EAPN presents its position paper on Inclusive Labour Markets. It sets out our understanding of inclusive labour markets, detailing the elements needed to make them a reality for both the supply and the demand side, and puts forward the perspective of our members, including people experiencing poverty and social exclusion in Europe and the civil society organisations that represent them. It puts forward specific recommendations – for the EU & national levels – to guarantee targeted efforts to support specific groups into quality, sustainable employment, thus promoting pathways to inclusion.
This is a particularly relevant discussion, at a time when the employment and poverty-reduction targets of Europe 2020 seem to be at odds. The employment objective of the Strategy is too often approached as a play on statistics, with many Governments trying for too long to meet the numbers without addressing the impact on quality of work and employment, on the economy overall, on societies, and on people’s lives. Gender discrimination, unhealthy or stressful physical environments, increased work intensity, irregular working schedules, work during alleged free-time, and concentration at the lower end of the income distribution are key aspects that characterize bad quality of work throughout Europe.
It builds on extensive work done by EAPN members on the quality of work and employment and in support of living wages, previous EAPN publications, and EAPN’s positioning and responses to recent European initiatives such as the Long Term Unemployment Recommendation, and the European Pillar of Social Rights. Furthermore, it builds on in-depth discussions held in EAPN’s EU Inclusion Strategies Group, including a dedicated session in October 2016, as well as conclusions from the European Meetings of People Experiencing Poverty. It incorporates views, stories, and recommendations building on our national members’ work on the ground, supporting directly those furthest from the labour market, and actively engaging with policies shaping the interaction between people experiencing poverty and the world of work.
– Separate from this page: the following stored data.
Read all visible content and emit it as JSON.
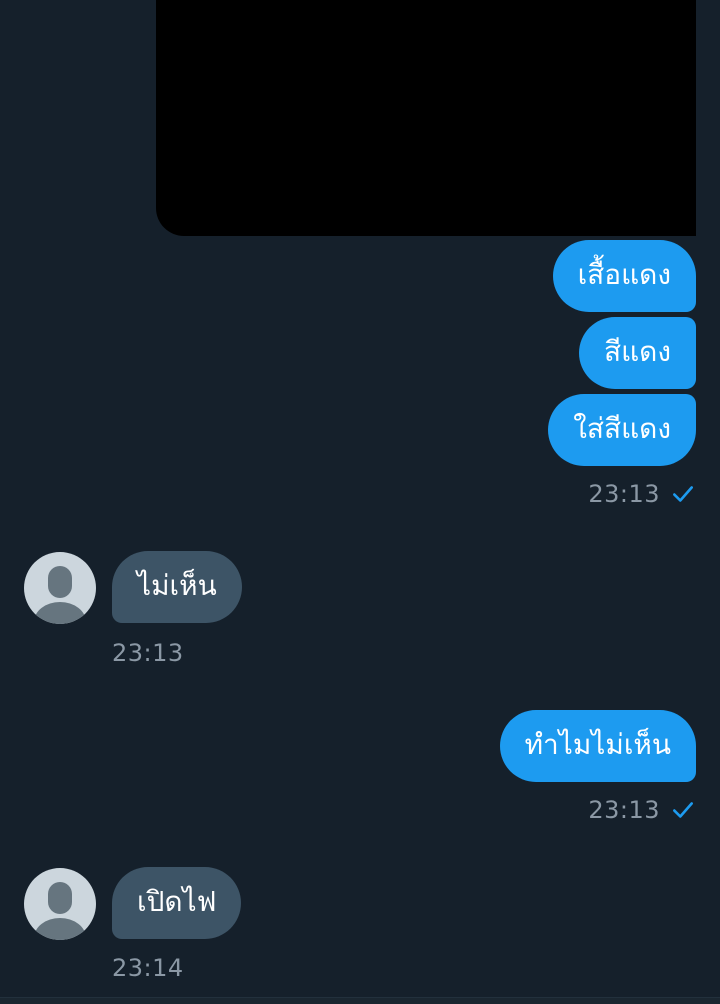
{
  "conversation": {
    "messages": [
      {
        "direction": "out",
        "text": "เสื้อแดง"
      },
      {
        "direction": "out",
        "text": "สีแดง"
      },
      {
        "direction": "out",
        "text": "ใส่สีแดง"
      },
      {
        "direction": "in",
        "text": "ไม่เห็น"
      },
      {
        "direction": "out",
        "text": "ทำไมไม่เห็น"
      },
      {
        "direction": "in",
        "text": "เปิดไฟ"
      }
    ],
    "timestamps": {
      "group1": "23:13",
      "reply1": "23:13",
      "group2": "23:13",
      "reply2": "23:14"
    }
  },
  "colors": {
    "background": "#15202b",
    "outgoing_bubble": "#1d9bf0",
    "incoming_bubble": "#3d5466",
    "timestamp": "#8b98a5"
  },
  "icons": {
    "read_receipt": "checkmark-icon",
    "avatar": "default-avatar-icon"
  }
}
Recommendations for the EU level
- Mainstream the full implementation of Active Inclusion principles into the Europe 2020 Strategy, and monitor it through explicit integration in the European Semester processes.
- Ensure that the European Pillar of Social Rights actively supports quality, inclusive labour markets, through new legal frameworks and effective benchmarking, defending employment and social rights and social standards.
- Devise a European definition of quality of work, with clear indicators, and fully integrate it in the European Performance Monitor and the Joint Assessment Framework.
- Introduce sub-targets for the employment target of Europe 2020 Strategy, to ensure that those furthest from the labour market are reached, and that the overall objective is not met while endangering the poverty target of the same Strategy.
- Conduct thematic peer reviews in the framework of mutual learning and support the exchange, follow-up and mainstreaming of best practices regarding the implementation of the inclusive labour markets pillar of the Active Inclusion Strategy.
- Adopt and implement a strengthened Anti-Discrimination Directive, to cover all discrimination grounds, including socio-economic status.
- Invest in inclusive labour markets also from the demand side, ensuring that quality jobs are created through, for example, the European Fund for Strategic Investment and Structural Funds, and that pro-active strategies are in place to increase access to these jobs for excluded groups.
- Ensure that relevant stakeholders, including civil society organisations, are equal partners in the design, implementation, and delivery of policies associated to the implementation of the Europe 2020 Strategy, the European Pillar of Social Rights, and other similar initiatives, and support this partnership with clear guidelines and adequate resources.
Recommendations for the national level
- Ensure access to resources to leas dignified lives for all, throughout the lifecycle, including adequate unemployment insurance, minimum income schemes, and other income support, as a human right and not as a lever to push people into jobs through punitive conditionality.
- Build the capacity of Public Employment Services, as well as welfare offices, to deal with complex and delicate personal situations, promoting personalised, pathway approaches based on individual needs assessment.
- Increase the investment in the provision of essential flanking services, such as childcare and care for other dependents, care provisions, ensuring affordability, quality, and equal coverage, and promote better integration across services including training and education.
- Step up public social investment in quality and sustainable job creation, rather than relying on the market to supply them, and ensure they are accessible to disadvantaged groups.
- Set in place comprehensive criteria for job quality, in accordance with European and international standards, and make them enforceable in active labour market policies, and establish positive hierarchies between minimum income (set at least at the level of the poverty line, and observing the reference budgets methodology), unemployment benefits, and minimum wage, to ensure that everybody has access to a life in dignity; don’t decouple wages from inflation in an effort to link them to productivity.
- Combat discrimination by employers and by society at large by implementing anti-discrimination legislation and promoting pro-active measures to foster diversity, and monitor enforcement to ensure compliance.
- Set up mechanisms for regular consultation and structured dialogue with job seekers, the unemployed, people experiencing poverty, and the organisations representing them, linked to the European Semester processes, but not only.